As writers and composers have always known, if you can't find the hymns and songs you want to sing, write them yourself.

This song, written and composed by Scott, from Truth in Song, is based on Jesus' familiar words from John 14:6 ("I am the Way, the Truth, and the Life").

Rejoice with me! I’ve found the Way
That Jesus made so clear,
Gone are the thorns of pain and sin,
Dispersed each doubt and fear;
I am the Way, the Truth, the Life.
Said Christ, the Word divine,
Then follow me, and perfect life
Shall be forever thine.

Rejoice with me! I’ve found the Truth,
Glad truth that sets me free,
God is my all; in God I’ve found
Health, peace and harmony.
O Christ, thou art the Way, the Truth,
Thou art the Life divine!
I’ll follow thee, and perfect life
Shall be forever mine.

Rejoice with me! I’ve found the Life
The Savior came to prove;
’Tis God in me and I in God,
Just resting in God's Love.
Oh, blest the Way, the Truth, the Life!
Blest immortality!
Sing now, my soul! Time’s but a breath;
We’re in eternity.

Clara Scott, 1896; alt.

You can see a listing of several of Scott's other songs at, though unfortunately not their texts or tunes.

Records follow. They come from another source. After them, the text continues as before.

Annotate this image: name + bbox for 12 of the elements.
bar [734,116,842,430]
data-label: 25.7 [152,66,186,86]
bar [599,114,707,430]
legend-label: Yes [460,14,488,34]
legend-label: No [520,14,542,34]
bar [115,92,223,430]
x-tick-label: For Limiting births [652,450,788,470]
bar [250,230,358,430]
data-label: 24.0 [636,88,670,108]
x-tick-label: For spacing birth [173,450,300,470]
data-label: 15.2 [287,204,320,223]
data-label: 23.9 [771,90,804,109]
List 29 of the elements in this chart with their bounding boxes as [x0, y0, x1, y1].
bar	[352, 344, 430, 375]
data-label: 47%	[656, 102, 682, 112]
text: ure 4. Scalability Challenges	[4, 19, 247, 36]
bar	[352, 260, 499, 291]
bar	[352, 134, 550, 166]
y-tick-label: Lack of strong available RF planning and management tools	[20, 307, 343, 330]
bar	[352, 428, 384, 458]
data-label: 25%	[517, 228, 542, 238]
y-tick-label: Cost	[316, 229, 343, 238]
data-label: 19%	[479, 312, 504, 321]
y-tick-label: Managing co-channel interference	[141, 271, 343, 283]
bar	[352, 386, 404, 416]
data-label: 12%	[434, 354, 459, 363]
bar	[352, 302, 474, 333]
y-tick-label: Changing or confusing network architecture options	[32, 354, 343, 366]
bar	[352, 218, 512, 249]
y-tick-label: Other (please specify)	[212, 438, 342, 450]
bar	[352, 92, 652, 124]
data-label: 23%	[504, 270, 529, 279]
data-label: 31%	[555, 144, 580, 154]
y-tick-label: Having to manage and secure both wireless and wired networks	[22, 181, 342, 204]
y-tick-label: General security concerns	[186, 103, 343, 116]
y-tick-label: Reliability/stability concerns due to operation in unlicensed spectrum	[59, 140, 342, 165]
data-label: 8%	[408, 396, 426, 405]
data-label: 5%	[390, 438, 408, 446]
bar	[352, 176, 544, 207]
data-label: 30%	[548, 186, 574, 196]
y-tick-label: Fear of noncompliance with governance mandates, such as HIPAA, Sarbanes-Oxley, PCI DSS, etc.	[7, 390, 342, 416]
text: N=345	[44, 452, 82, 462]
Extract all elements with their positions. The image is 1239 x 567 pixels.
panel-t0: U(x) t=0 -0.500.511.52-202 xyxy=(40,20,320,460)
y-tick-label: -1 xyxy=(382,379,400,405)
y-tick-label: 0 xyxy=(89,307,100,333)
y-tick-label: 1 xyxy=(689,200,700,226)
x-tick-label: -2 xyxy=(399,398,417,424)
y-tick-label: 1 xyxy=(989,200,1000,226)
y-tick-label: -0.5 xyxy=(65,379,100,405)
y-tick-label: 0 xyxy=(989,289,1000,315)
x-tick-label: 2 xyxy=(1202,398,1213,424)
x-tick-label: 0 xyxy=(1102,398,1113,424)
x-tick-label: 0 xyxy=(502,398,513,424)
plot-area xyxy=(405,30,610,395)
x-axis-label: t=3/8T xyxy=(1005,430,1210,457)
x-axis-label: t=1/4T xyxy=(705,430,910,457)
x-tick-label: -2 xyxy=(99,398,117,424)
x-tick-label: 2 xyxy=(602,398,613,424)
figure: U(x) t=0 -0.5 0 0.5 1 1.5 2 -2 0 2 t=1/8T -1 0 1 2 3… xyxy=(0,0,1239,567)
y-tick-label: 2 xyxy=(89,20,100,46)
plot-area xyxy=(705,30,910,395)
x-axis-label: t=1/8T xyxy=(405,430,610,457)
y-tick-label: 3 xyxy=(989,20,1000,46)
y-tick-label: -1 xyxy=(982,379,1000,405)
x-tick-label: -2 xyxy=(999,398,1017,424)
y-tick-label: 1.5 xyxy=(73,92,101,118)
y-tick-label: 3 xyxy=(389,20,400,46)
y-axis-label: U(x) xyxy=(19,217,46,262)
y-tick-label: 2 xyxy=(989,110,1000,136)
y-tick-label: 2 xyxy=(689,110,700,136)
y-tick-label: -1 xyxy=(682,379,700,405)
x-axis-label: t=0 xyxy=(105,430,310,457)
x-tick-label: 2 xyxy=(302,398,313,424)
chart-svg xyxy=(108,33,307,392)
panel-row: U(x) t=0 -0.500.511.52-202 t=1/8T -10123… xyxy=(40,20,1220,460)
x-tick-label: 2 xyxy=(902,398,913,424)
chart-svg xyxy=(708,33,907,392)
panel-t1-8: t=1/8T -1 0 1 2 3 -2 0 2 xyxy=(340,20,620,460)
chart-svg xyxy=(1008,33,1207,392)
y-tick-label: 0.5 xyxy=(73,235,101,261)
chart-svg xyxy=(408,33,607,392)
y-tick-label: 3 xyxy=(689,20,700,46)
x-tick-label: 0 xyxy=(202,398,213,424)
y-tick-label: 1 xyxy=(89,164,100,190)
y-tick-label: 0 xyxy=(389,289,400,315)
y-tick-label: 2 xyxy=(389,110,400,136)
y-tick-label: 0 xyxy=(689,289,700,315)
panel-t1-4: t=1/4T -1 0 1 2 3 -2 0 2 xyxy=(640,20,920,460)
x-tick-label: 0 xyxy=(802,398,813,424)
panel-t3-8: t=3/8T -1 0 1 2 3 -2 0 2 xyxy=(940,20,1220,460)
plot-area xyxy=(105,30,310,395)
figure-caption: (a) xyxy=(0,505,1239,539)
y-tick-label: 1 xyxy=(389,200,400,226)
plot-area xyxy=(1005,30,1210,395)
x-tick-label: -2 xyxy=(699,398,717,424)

Two Years Ago: Clara Scott

One Year Ago: Clara Scott

Another Birthday Today: Frank Mason North

Wednesday, December 1, 2010

They Sang a New Song

Using the tune BEECHER the other day reminded me of something I had intended to write about a few weeks ago. That tune was named for Henry Ward Beecher, pastor of the Plymouth Church in Brooklyn NY, and was composed by John Zundel, who was the organist there for many years.

I attended a service at the Plymouth Church of the Pilgrims (as it is now known) at the end of October. The church still looks similar to the nineteenth-century illustration here. The occasion of my visit was the dedication of the congregation's new hymnal, Hymns of Faith and Light. The service was constructed around the theme of congregational singing, an important part of that church's history. Beecher and Zundel produced the Plymouth Collection of Hymns and Tunes (1855) which was the first major hymnal anywhere to include the texts and the tunes of the hymns on the same page.

That book (acknowledged in the present-day service) was originally intended for use in their own church, but went on to be used in many other congregations over the next several years. Today, in a kind of reversal, they are singing from a new hymnal that was originally produced in another church for their own use (the First Congregational Church of Houston) and has also spread to many congregations.  The title of this post came from the title of the sermon preached by Senior Minister David C. Fisher recounting an overview of congregational song from its earliest days (alas, no longer available online).